Die feministische Außenpolitikerin, Annalena Baerbock, die man besser als ideologische Laienspielerin bezeichnen sollte, scheint gerade besessen zu sein, Russland zu zeigen, wie mächtig die deutsche Außenministerin sei. Unermüdlich versucht sie, ihren nicht durchdachten Vorschlag der Schaffung eines europäischen Sondertribunals, um Russland verurteilen zu können, durchzusetzen. Wahrscheinlich glaubt Baerbock, dass Russland vor den Ankündigungen einer solchen Feministin geradezu ins Zittern kommt. Aber wieder ernsthaft: Glaubt Frau Baerbock wirklich, mit ihrem kruden Gedanken, die nichts mit Diplomatie zu tun haben, sondern vielmehr einen diplomatischen Scherbenhaufen anrichten, eine positive Politik betreiben zu können? Sie wir vielmehr erreichen, dass sich auch immer mehr Bürger von Brüssel abwenden, weil sie bemerken, dass auch Brüssel jeglichen Boden der Realität verloren hat. Bevor neue rechtliche Konstruktionen von Sondertribunalen entwickelt werden, sollte man sich eher mit der Umsetzung der vorhandenen Baustellen in der EU kümmern. Es wäre zuerst erforderlich zu prüfen, ob dieser bereits bestehende internationale Gerichtshof überhaupt einen Sinn hat, weil die Großmächte sich einen Teufel um diesen Gerichtshof schweren? Bereits jetzt gibt es Bestrebungen afrikanischer Staaten diesen bestehenden Gerichtshof auch nicht mehr anzuerkennen, weil sie feststellen, dass hier nur eine Verfolgung von Staaten umgesetzt wird, die sich gegen die Interessen des Westens wenden und nicht mehr bereit sind, sich einer kulturellen Zerstörung ihrer eigenen Kultur zu wenden. Frau Baerbock reiht sich in diese Weltoberlehrer ein, die meinen, die ganze Welt in ihrem Sinne erziehen zu können und gar nicht merken, dass keiner mehr hinhört, ja viele diese Weltoberlehrer nur noch mit Verachtung begegnen.

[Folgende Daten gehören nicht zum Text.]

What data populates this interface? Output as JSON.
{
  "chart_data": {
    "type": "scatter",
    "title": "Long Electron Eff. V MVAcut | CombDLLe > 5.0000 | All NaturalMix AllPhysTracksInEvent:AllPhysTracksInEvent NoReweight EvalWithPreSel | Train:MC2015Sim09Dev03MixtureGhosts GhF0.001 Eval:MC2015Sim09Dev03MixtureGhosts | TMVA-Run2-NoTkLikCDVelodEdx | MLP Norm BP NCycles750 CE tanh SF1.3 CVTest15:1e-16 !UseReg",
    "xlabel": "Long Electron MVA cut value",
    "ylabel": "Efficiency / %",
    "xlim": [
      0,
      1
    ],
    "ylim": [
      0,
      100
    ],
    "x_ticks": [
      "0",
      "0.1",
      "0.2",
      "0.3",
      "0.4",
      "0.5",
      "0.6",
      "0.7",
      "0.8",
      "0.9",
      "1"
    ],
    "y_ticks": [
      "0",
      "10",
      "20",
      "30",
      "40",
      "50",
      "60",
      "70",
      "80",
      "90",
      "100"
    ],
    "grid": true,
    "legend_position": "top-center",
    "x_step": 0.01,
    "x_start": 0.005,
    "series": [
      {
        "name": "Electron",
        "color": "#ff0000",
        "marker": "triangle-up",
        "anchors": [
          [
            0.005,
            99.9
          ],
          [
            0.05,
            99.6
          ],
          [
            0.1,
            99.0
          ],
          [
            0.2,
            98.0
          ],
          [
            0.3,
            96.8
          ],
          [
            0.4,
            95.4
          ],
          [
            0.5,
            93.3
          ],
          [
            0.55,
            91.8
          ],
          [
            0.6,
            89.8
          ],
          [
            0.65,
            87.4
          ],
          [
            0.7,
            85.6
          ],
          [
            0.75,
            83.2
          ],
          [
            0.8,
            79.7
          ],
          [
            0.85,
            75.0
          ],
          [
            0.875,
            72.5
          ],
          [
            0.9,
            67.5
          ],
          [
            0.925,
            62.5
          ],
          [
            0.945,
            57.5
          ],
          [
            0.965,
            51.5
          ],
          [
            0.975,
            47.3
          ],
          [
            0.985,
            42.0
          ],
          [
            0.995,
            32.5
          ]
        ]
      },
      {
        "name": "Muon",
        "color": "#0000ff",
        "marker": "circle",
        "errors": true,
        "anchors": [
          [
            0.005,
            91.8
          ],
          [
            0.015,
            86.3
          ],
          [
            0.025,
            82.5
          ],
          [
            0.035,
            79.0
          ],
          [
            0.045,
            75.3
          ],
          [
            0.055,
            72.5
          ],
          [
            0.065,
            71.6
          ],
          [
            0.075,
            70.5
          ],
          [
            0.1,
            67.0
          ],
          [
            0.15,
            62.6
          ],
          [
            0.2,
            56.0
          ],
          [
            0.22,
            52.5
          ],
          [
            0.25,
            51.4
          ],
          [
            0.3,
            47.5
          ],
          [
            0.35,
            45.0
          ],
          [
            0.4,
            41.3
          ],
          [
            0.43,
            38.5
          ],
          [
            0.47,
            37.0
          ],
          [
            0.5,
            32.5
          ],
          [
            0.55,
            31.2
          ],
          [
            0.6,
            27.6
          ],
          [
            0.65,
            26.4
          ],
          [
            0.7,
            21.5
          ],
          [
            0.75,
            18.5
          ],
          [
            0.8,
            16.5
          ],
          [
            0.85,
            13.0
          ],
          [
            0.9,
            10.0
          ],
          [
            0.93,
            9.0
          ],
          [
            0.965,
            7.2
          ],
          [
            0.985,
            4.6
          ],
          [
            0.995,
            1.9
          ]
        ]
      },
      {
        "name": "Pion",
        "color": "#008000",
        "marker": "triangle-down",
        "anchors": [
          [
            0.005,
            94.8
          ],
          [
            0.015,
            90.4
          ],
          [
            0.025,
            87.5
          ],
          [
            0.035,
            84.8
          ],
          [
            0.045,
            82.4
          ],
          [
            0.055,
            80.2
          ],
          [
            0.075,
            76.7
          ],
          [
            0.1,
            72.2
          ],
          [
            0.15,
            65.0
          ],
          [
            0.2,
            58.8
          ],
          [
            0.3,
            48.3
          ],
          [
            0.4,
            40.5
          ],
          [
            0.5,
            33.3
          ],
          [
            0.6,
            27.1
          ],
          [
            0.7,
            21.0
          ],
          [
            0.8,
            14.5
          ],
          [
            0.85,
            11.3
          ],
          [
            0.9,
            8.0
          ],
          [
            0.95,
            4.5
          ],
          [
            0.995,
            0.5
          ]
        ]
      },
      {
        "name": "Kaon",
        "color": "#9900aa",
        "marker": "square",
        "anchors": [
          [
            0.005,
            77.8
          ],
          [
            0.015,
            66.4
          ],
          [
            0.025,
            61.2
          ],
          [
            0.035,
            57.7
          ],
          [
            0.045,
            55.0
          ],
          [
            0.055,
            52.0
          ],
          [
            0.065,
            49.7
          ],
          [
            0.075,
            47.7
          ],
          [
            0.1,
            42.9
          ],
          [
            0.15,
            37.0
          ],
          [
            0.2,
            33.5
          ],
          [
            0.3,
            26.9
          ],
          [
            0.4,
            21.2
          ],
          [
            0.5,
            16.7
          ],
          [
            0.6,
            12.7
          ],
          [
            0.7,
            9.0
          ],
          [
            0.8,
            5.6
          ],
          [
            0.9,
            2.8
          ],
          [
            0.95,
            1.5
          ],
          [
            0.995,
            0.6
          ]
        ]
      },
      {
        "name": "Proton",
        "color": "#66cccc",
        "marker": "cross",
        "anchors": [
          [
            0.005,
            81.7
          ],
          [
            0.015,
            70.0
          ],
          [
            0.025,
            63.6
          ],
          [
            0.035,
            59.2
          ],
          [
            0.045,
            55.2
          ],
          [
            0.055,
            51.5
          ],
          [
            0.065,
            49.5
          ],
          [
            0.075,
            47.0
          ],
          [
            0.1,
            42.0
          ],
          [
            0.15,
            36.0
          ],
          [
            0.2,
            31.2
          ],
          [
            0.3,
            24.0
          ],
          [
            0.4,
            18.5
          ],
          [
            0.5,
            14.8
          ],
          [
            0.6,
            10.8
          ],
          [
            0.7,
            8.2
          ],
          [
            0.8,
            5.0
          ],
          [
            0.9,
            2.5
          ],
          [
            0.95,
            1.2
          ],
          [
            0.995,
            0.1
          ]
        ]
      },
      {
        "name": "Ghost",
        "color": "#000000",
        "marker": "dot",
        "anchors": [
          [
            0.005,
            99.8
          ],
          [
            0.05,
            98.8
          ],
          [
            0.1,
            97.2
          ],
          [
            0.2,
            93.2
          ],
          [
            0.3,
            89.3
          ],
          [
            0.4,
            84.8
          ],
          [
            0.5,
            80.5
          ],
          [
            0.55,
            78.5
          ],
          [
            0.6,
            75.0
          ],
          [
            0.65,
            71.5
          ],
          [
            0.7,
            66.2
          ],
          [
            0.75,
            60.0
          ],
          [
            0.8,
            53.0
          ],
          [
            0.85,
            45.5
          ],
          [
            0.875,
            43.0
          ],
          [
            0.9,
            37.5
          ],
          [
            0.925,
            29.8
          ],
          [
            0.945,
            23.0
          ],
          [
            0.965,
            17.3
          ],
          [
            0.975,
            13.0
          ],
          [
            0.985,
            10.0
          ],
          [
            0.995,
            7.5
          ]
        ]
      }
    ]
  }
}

Wenn Frau Baerbock die Funktion einer Außenministerin ihres Landes wirklich wahrnehmen würde, dann würde sie versuchen, die unterschiedlichen Interessenlagen zu einigen. Dazu wäre es aber erforderlich, dass sie in der Lage ist, die unterschiedlichen Kulturen der anderen Völker zu kennen und sie zu respektieren, zumindest sie zu verstehen. Um dies zu können, ist eine fundierte Bildung erforderlich, die vor der „Zeitenwende“, gemeint ist hier der Beginn der Tätigkeit von Baerbock und anderen der grünen Genossen, von allen Diplomaten gefordert wurde.

Mit den jetzt dümmlichen Vorschlägen zur Schaffung eines Sondertribunals wird nur die Spaltung in Europa weiter vorangetrieben. Es ist damit zu rechnen, dass es auch im europäischen Parlament noch Abgeordnete gibt, die aufgrund ihrer Bildung den Vorschlägen einer Frau Baerbock nicht folgen, sondern dafür sorgen, dass wieder die Diplomatie praktiziert wird und der Dilettantismus in der Außenpolitik ihr Ende findet.